Northwest Arkansas Democrat-Gazette

Farmers in India again call for strike

Pricing laws continue to draw protest

- SHONAL GANGULY

NEW DELHI — Tens of thousands of protesting Indian farmers called for a national farmers’ strike on Monday, the second in a week, to press for the quashing of three new laws on agricultur­al reform that they say will drive down crop prices and devastate their earnings.

The farmers are camping along at least five major highways on the outskirts of New Delhi and have said they won’t leave until the government rolls back what they call the “black laws.” They have blockaded highways leading to the capital for three weeks, and several rounds of talks with the government have failed to produce any breakthrou­ghs.

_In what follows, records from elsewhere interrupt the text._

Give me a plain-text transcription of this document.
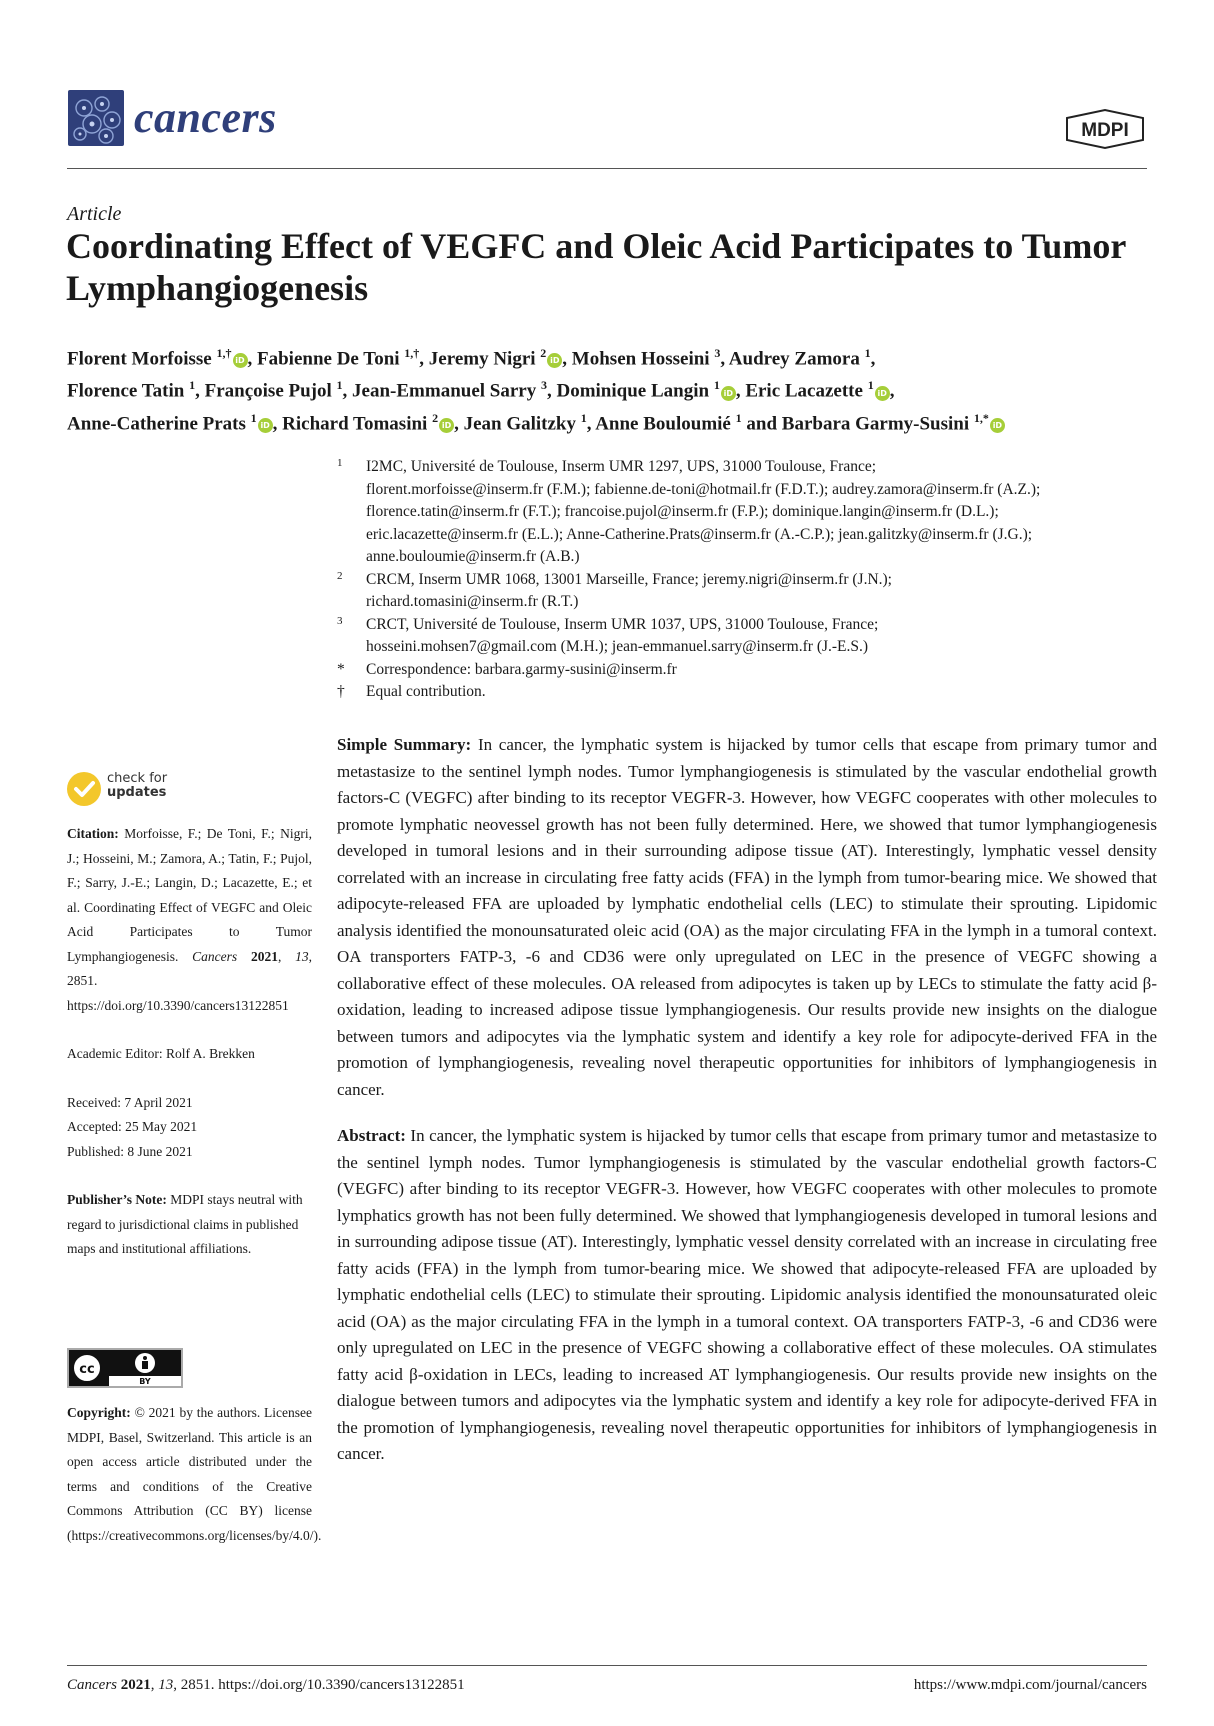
cancers	MDPI
Article
Coordinating Effect of VEGFC and Oleic Acid Participates to Tumor Lymphangiogenesis

Florent Morfoisse $^{1,\dagger}$iD , Fabienne De Toni $^{1,\dagger}$, Jeremy Nigri $^2$iD , Mohsen Hosseini $^3$, Audrey Zamora $^1$,

Florence Tatin $^1$, Françoise Pujol $^1$, Jean-Emmanuel Sarry $^3$, Dominique Langin $^1$iD , Eric Lacazette $^1$iD ,

Anne-Catherine Prats $^1$iD , Richard Tomasini $^2$iD , Jean Galitzky $^1$, Anne Bouloumié $^1$ and Barbara Garmy-Susini $^{1,*}$iD

1 I2MC, Université de Toulouse, Inserm UMR 1297, UPS, 31000 Toulouse, France;
florent.morfoisse@inserm.fr (F.M.); fabienne.de-toni@hotmail.fr (F.D.T.); audrey.zamora@inserm.fr (A.Z.);
florence.tatin@inserm.fr (F.T.); francoise.pujol@inserm.fr (F.P.); dominique.langin@inserm.fr (D.L.);
eric.lacazette@inserm.fr (E.L.); Anne-Catherine.Prats@inserm.fr (A.-C.P.); jean.galitzky@inserm.fr (J.G.);
anne.bouloumie@inserm.fr (A.B.)
2 CRCM, Inserm UMR 1068, 13001 Marseille, France; jeremy.nigri@inserm.fr (J.N.);
richard.tomasini@inserm.fr (R.T.)
3 CRCT, Université de Toulouse, Inserm UMR 1037, UPS, 31000 Toulouse, France;
hosseini.mohsen7@gmail.com (M.H.); jean-emmanuel.sarry@inserm.fr (J.-E.S.)
* Correspondence: barbara.garmy-susini@inserm.fr
† Equal contribution.
check for
updates

Citation: Morfoisse, F.; De Toni, F.; Nigri, J.; Hosseini, M.; Zamora, A.; Tatin, F.; Pujol, F.; Sarry, J.-E.; Langin, D.; Lacazette, E.; et al. Coordinating Effect of VEGFC and Oleic Acid Participates to Tumor Lymphangiogenesis. Cancers 2021, 13, 2851. https://doi.org/10.3390/cancers13122851

Academic Editor: Rolf A. Brekken

Received: 7 April 2021

Accepted: 25 May 2021

Published: 8 June 2021

Publisher’s Note: MDPI stays neutral with regard to jurisdictional claims in published maps and institutional affiliations.

cc
BY
Copyright: © 2021 by the authors. Licensee MDPI, Basel, Switzerland. This article is an open access article distributed under the terms and conditions of the Creative Commons Attribution (CC BY) license (https://creativecommons.org/licenses/by/4.0/).

Simple Summary: In cancer, the lymphatic system is hijacked by tumor cells that escape from primary tumor and metastasize to the sentinel lymph nodes. Tumor lymphangiogenesis is stimulated by the vascular endothelial growth factors-C (VEGFC) after binding to its receptor VEGFR-3. However, how VEGFC cooperates with other molecules to promote lymphatic neovessel growth has not been fully determined. Here, we showed that tumor lymphangiogenesis developed in tumoral lesions and in their surrounding adipose tissue (AT). Interestingly, lymphatic vessel density correlated with an increase in circulating free fatty acids (FFA) in the lymph from tumor-bearing mice. We showed that adipocyte-released FFA are uploaded by lymphatic endothelial cells (LEC) to stimulate their sprouting. Lipidomic analysis identified the monounsaturated oleic acid (OA) as the major circulating FFA in the lymph in a tumoral context. OA transporters FATP-3, -6 and CD36 were only upregulated on LEC in the presence of VEGFC showing a collaborative effect of these molecules. OA released from adipocytes is taken up by LECs to stimulate the fatty acid β-oxidation, leading to increased adipose tissue lymphangiogenesis. Our results provide new insights on the dialogue between tumors and adipocytes via the lymphatic system and identify a key role for adipocyte-derived FFA in the promotion of lymphangiogenesis, revealing novel therapeutic opportunities for inhibitors of lymphangiogenesis in cancer.

Abstract: In cancer, the lymphatic system is hijacked by tumor cells that escape from primary tumor and metastasize to the sentinel lymph nodes. Tumor lymphangiogenesis is stimulated by the vascular endothelial growth factors-C (VEGFC) after binding to its receptor VEGFR-3. However, how VEGFC cooperates with other molecules to promote lymphatics growth has not been fully determined. We showed that lymphangiogenesis developed in tumoral lesions and in surrounding adipose tissue (AT). Interestingly, lymphatic vessel density correlated with an increase in circulating free fatty acids (FFA) in the lymph from tumor-bearing mice. We showed that adipocyte-released FFA are uploaded by lymphatic endothelial cells (LEC) to stimulate their sprouting. Lipidomic analysis identified the monounsaturated oleic acid (OA) as the major circulating FFA in the lymph in a tumoral context. OA transporters FATP-3, -6 and CD36 were only upregulated on LEC in the presence of VEGFC showing a collaborative effect of these molecules. OA stimulates fatty acid β-oxidation in LECs, leading to increased AT lymphangiogenesis. Our results provide new insights on the dialogue between tumors and adipocytes via the lymphatic system and identify a key role for adipocyte-derived FFA in the promotion of lymphangiogenesis, revealing novel therapeutic opportunities for inhibitors of lymphangiogenesis in cancer.

Cancers 2021, 13, 2851. https://doi.org/10.3390/cancers13122851	https://www.mdpi.com/journal/cancers
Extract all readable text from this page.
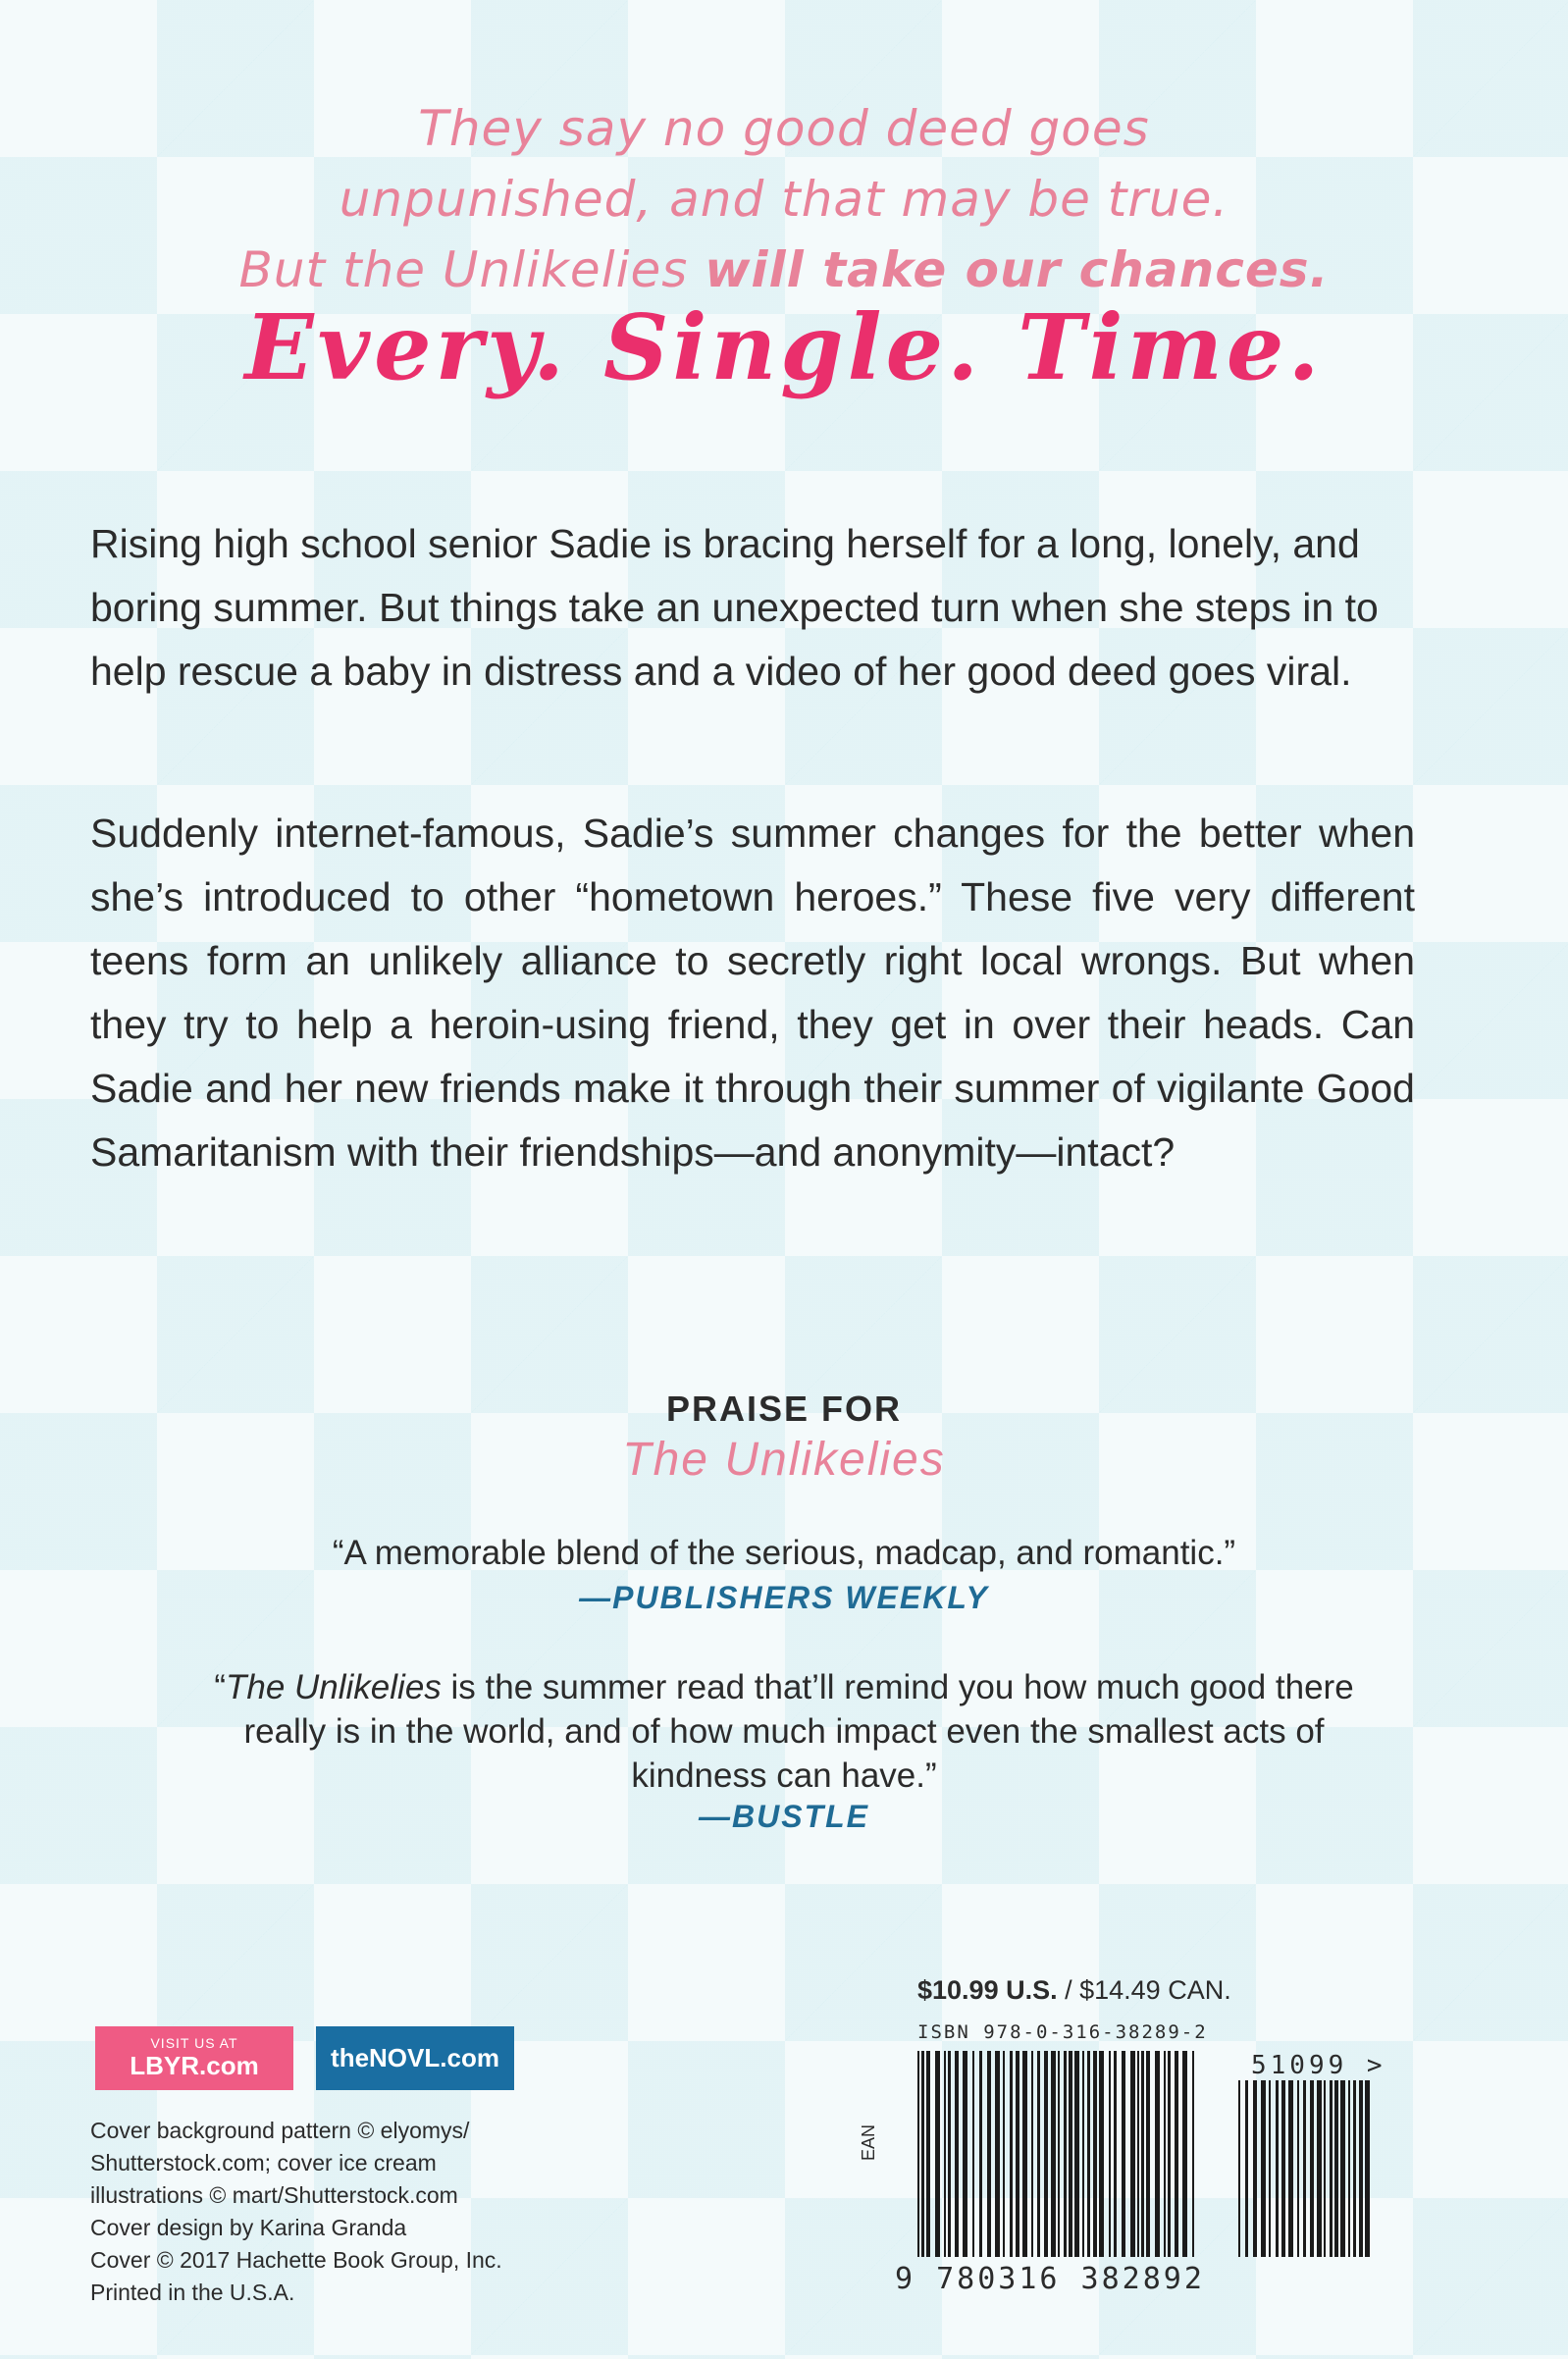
They say no good deed goes
unpunished, and that may be true.
But the Unlikelies will take our chances.
Every. Single. Time.

Rising high school senior Sadie is bracing herself for a long, lonely, and boring summer. But things take an unexpected turn when she steps in to help rescue a baby in distress and a video of her good deed goes viral.

Suddenly internet-famous, Sadie’s summer changes for the better when she’s introduced to other “hometown heroes.” These five very different teens form an unlikely alliance to secretly right local wrongs. But when they try to help a heroin-using friend, they get in over their heads. Can Sadie and her new friends make it through their summer of vigilante Good Samaritanism with their friendships—and anonymity—intact?

PRAISE FOR
The Unlikelies
“A memorable blend of the serious, madcap, and romantic.”
—PUBLISHERS WEEKLY
“The Unlikelies is the summer read that’ll remind you how much good there really is in the world, and of how much impact even the smallest acts of kindness can have.”
—BUSTLE
VISIT US AT
LBYR.com	theNOVL.com
Cover background pattern © elyomys/
Shutterstock.com; cover ice cream
illustrations © mart/Shutterstock.com
Cover design by Karina Granda
Cover © 2017 Hachette Book Group, Inc.
Printed in the U.S.A.
$10.99 U.S. / $14.49 CAN.
ISBN 978-0-316-38289-2
EAN
9 780316 382892
51099 >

Scores of farmer leaders also conducted a token hunger strike on Monday at the protest sites. Heavy contingent­s of police in riot gear patrolled the areas where the farmers have been camping.

Protest leaders have rejected the government’s offer to amend some contentiou­s provisions of the new farm laws, which deregulate crop pricing, and have stuck to their demand for total repeal.

At Singhu, a protest site on the outskirts of New Delhi, hundreds of farmers blocked all entry and exit routes and chanted anti-government slogans. Some of them carried banners reading “No farmers, no food.”

Protester Rajdeep Singh, a 20-year-old student who helps his farming family back home in Punjab, said the protest would continue until their demands are met.

“Now it’s their [government’s] ego and the question of our pride,” he said.

Farmer leaders have threatened to intensify their actions and have threatened to block trains in the coming days if the government doesn’t abolish the laws.

The farmers filed a petition with the Supreme Court on Friday seeking the quashing of the laws, which were passed in September. The petition was filed by the Bharatiya Kisan Union, or Indian Farmers’ Union, and its leader, Bhanu Pratap Singh, who argued that the laws were arbitrary because the government enacted them without proper consultati­ons with stakeholde­rs.

The farmers fear the government will stop buying grain at minimum guaranteed prices and corporatio­ns will then push prices down. The government says it is willing to pledge that guaranteed prices will continue.

With nearly 60% of the Indian population depending on agricultur­e for their livelihood­s, the growing farmer rebellion has rattled Prime Minister Narendra Modi’s administra­tion and its allies.